Michael Moore's Oscar-winning "Bowling for Columbine" was the highest-grossing documentary ever made, until his latest "Fahrenheit 9/11" beat that record in just its first few days. And now the film that Walt Disney didn't want to distribute could set another record: the first movie to change history.
With all the media discussion that Fahrenheit 9/11 has generated, and the millions who will actually see it, the November presidential election will not have to be that close for Mr. Moore's two-hour "op-ed," as he calls it, to make the difference. It is a powerful, moving, and brilliantly assembled op-ed, one that lays bare the rottenness, the cynicism, and the sinister deceitfulness of the Bush Administration's manipulation of post-9/11 America.

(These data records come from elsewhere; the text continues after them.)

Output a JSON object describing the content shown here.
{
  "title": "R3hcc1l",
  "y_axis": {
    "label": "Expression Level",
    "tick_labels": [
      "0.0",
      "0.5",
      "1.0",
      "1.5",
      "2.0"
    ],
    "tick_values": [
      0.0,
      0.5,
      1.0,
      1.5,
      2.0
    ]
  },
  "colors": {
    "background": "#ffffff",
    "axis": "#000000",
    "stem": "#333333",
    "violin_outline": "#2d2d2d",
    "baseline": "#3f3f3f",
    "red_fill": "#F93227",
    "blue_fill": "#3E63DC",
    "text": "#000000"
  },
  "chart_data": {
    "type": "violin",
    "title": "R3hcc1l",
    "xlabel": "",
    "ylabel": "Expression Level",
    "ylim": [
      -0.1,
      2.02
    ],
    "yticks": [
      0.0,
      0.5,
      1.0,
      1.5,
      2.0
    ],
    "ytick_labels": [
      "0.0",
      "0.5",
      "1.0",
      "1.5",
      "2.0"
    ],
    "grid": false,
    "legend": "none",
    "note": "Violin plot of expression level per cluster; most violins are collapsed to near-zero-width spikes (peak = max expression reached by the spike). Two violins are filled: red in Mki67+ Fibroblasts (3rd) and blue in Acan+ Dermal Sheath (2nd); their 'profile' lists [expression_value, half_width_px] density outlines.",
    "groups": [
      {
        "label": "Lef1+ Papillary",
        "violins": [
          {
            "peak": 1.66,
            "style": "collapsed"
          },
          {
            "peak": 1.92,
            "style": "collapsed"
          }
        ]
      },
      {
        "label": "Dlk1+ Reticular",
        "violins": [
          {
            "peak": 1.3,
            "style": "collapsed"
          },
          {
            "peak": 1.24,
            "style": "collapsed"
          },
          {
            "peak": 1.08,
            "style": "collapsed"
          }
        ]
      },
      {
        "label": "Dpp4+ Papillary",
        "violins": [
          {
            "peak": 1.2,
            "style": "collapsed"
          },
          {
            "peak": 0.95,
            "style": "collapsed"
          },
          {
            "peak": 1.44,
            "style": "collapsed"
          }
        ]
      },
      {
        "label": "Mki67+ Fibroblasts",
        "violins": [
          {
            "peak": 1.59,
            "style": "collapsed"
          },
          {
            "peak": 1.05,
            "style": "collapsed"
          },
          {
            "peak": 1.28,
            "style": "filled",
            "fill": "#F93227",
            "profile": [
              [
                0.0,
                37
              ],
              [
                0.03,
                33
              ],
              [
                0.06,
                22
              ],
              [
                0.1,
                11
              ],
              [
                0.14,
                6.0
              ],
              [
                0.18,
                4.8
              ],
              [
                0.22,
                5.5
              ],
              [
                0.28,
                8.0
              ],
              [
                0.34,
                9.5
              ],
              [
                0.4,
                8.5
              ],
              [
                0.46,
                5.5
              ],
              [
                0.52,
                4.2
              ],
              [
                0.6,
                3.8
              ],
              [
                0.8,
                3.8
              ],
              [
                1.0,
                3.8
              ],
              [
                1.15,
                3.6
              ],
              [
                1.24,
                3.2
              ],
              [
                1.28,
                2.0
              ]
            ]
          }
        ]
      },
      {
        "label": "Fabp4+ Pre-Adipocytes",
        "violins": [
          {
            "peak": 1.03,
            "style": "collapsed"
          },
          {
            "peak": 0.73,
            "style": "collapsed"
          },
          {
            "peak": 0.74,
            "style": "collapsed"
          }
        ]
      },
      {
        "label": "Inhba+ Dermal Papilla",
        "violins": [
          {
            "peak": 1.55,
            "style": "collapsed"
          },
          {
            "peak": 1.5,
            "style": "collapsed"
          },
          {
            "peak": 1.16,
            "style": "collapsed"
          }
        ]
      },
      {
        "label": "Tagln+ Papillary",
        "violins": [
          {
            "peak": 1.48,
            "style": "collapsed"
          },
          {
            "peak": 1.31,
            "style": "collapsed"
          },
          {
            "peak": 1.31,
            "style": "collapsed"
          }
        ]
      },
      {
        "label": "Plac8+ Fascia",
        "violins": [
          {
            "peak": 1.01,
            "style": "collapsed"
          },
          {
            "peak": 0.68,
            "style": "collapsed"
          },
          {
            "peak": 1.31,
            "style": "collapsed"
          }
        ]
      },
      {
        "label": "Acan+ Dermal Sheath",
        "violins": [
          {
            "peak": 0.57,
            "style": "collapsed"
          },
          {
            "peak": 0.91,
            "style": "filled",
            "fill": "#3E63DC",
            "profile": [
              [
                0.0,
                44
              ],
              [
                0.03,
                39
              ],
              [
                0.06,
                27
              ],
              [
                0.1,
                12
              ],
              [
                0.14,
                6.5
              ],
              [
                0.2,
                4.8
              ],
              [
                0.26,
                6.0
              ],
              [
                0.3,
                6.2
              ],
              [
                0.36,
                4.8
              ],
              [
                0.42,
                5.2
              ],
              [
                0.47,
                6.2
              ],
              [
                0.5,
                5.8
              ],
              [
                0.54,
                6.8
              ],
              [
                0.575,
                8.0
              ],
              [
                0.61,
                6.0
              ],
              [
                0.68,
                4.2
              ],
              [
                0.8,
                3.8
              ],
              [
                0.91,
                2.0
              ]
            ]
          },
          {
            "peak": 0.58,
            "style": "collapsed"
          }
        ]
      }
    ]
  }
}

In some ways it should not be surprising that an award-winning film could play such a big role in an election year. For some time now we have become increasingly reliant on the arts and entertainment world to give us the unvarnished truth about politics: cartoon strips like Doonesbury and more recently The Boondocks, or comedians such as Al Franken and Comedy Central's Jon Stewart (The Daily Show). With Democratic presidential nominee John Kerry pursuing the safe strategy of letting the Bush team self-destruct, people outside of traditional political circles will be even more important sources of hard-hitting criticism.
Some of the film's techniques are Moore's trademark moves, as when he stalks U.S. Congressmen to try to recruit their sons and daughters for the war effort. Or circles the Capitol with an ice cream truck blasting the Patriot Act to our lawmakers, who had never bothered to read it.